GaN-based electronic devices have been intensively researched and developed for more than two decades by both academia and semiconductor industry, and they have been recently commercialized and adopted in 5G wireless base stations, ultra-compact fast chargers for mobile devices and LiDAR systems. GaN-based power converters/supplies with unprecedented efficiency and power density are expected to see near-term adoptions in many emerging applications such as data centers, autonomous driving, electric vehicles, drones, robots, etc. All of these are power-hungry and yet demand ultra-compactness in power supplies. Wide-bandgap semiconductor GaN-based power electronics could meet these requirements much better than the conventional silicon-based counterparts. To unlock the full potential of GaN-based power systems with enhanced intelligence, reliability, and stability, a robust technology platform that allows integration of power switches and peripheral functional blocks including the ubiquitous logic circuits, has been pursued in the last decade.
Complementary logic integrated circuits (ICs) are the foundation and dominant architecture in silicon microelectronics industry, which currently accounts for more than 90% of the semiconductor market. Complementary (or coined with a more popular term, CMOS) logic gates feature two different kinds of transistors (i.e., n-channel and p-channel) controlled by opposite logic that enables extremely low power consumption as one of the transistors is always turned off at either logic “1” or “0”. Development of the energy-efficient GaN CMOS technology has been slow until recently, as hindered by the difficulties in implementing p-channel transistors and integrating them with complementary n-channel ones.
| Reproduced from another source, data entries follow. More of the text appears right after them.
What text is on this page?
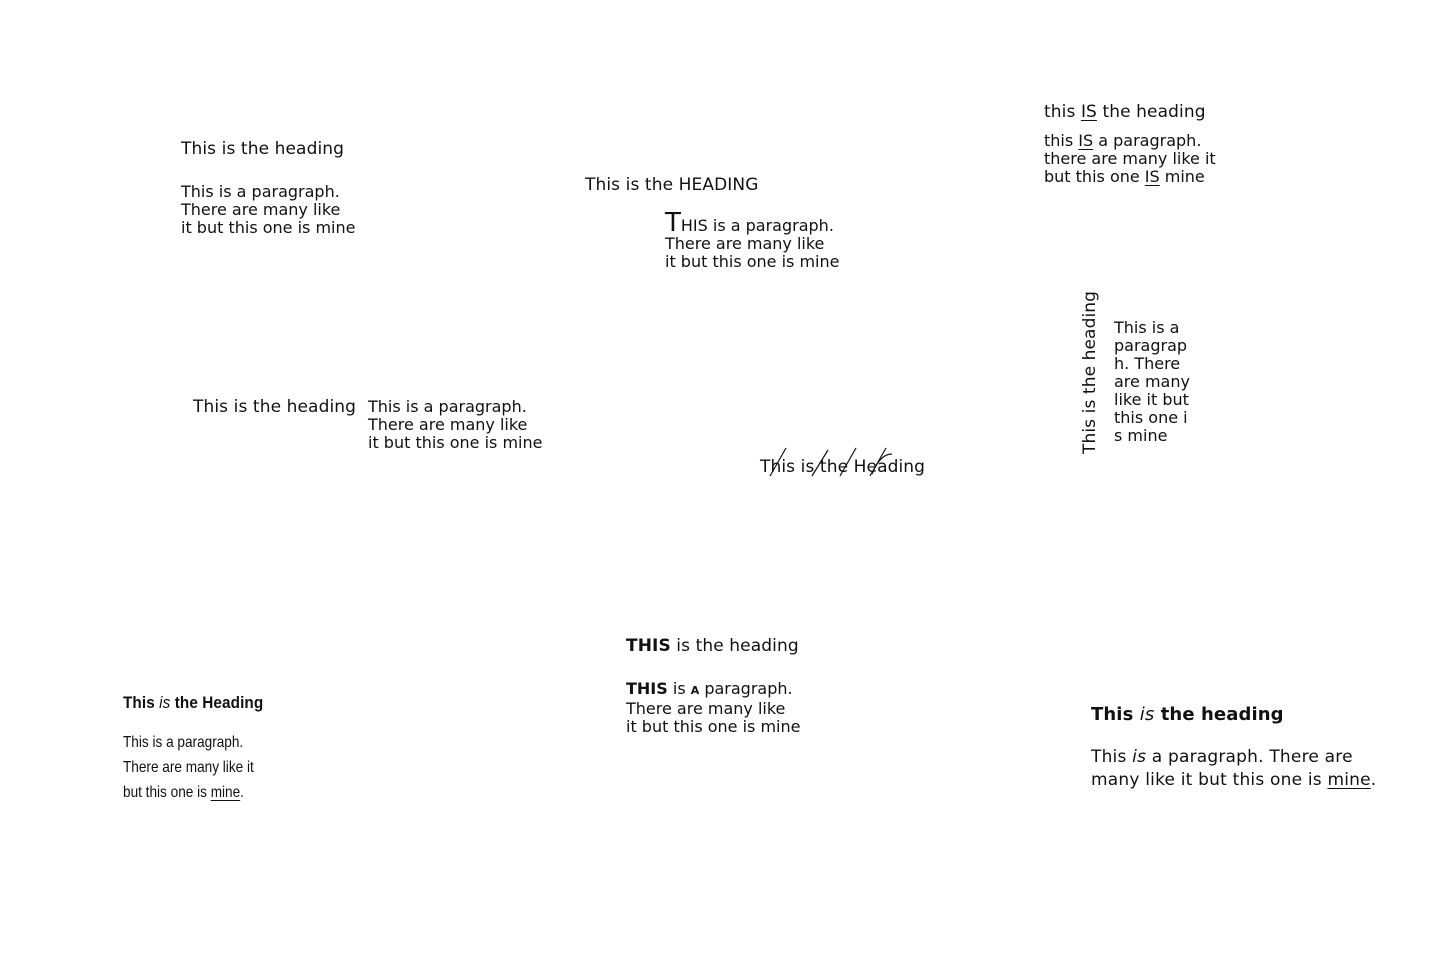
This is the heading
This is a paragraph.
There are many like
it but this one is mine
This is the HEADING
THIS is a paragraph.
There are many like
it but this one is mine
this IS the heading
this IS a paragraph.
there are many like it
but this one IS mine
This is the heading This is a paragraph.
There are many like
it but this one is mine
This is the Heading
This is the heading This is a paragraph. There are many like it but this one is mine
This is the Heading
This is a paragraph.
There are many like it
but this one is mine.
THIS is the heading
THIS is A paragraph.
There are many like
it but this one is mine
This is the heading
This is a paragraph. There are
many like it but this one is mine.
On a GaN power device technology platform, Prof. Chen’s team developed a new approach to tackle a notorious problem associated with the gate-dielectric/channel interface. They engineered a “buried channel” structure enabled by an oxygen plasma treatment (OPT) technique, consequently realizing p-channel GaN transistors with well-balanced performance matrix of threshold voltage for enhancement-mode operation, high ON/OFF current ratio, and high current driving capability. Monolithic integration process was also developed to realize GaN CMOS ICs that are seamlessly integrated with GaN power switching devices.
For the first time, the team demonstrates a complete set of GaN CMOS-based elementary logic gates including NOT, NAND, NOR gates, and the transmission gate. The team also demonstrated multiple-stage logic circuits that can be operated at megahertz frequencies. “This is an exciting leap forward. We have first proven that all building blocks are functional, then these building blocks could be put together for more complicated entities. Therefore, any GaN-based complementary logic circuits can be constructed by making combinations of these logic gates,” says Prof. Chen.
Circuit designers can now start to design more powerful GaN ICs with more sophisticated functions. These ICs include, but are not limited to: 1) energy-efficient power ICs with advanced control, sensing, protection, and drive functions in addition to the basic power switching functions; 2) computing/control electronics for harsh environments such as in automotive and aviation systems. In the near-medium future, it becomes feasible to build GaN computing chips for critical missions such as planetary and deep space explorations.
The device technology in the work was developed at HKUST’s Nanosystem Fabrication Facility (NFF) on Clear Water Bay campus. The work is partially supported by a Hong Kong RGC Research Impact Fund (RIF) project and has recently received funding support from Shenzhen-Hong Kong-Macau Science & Technology Program. This work has recently been published in Nature Electronics.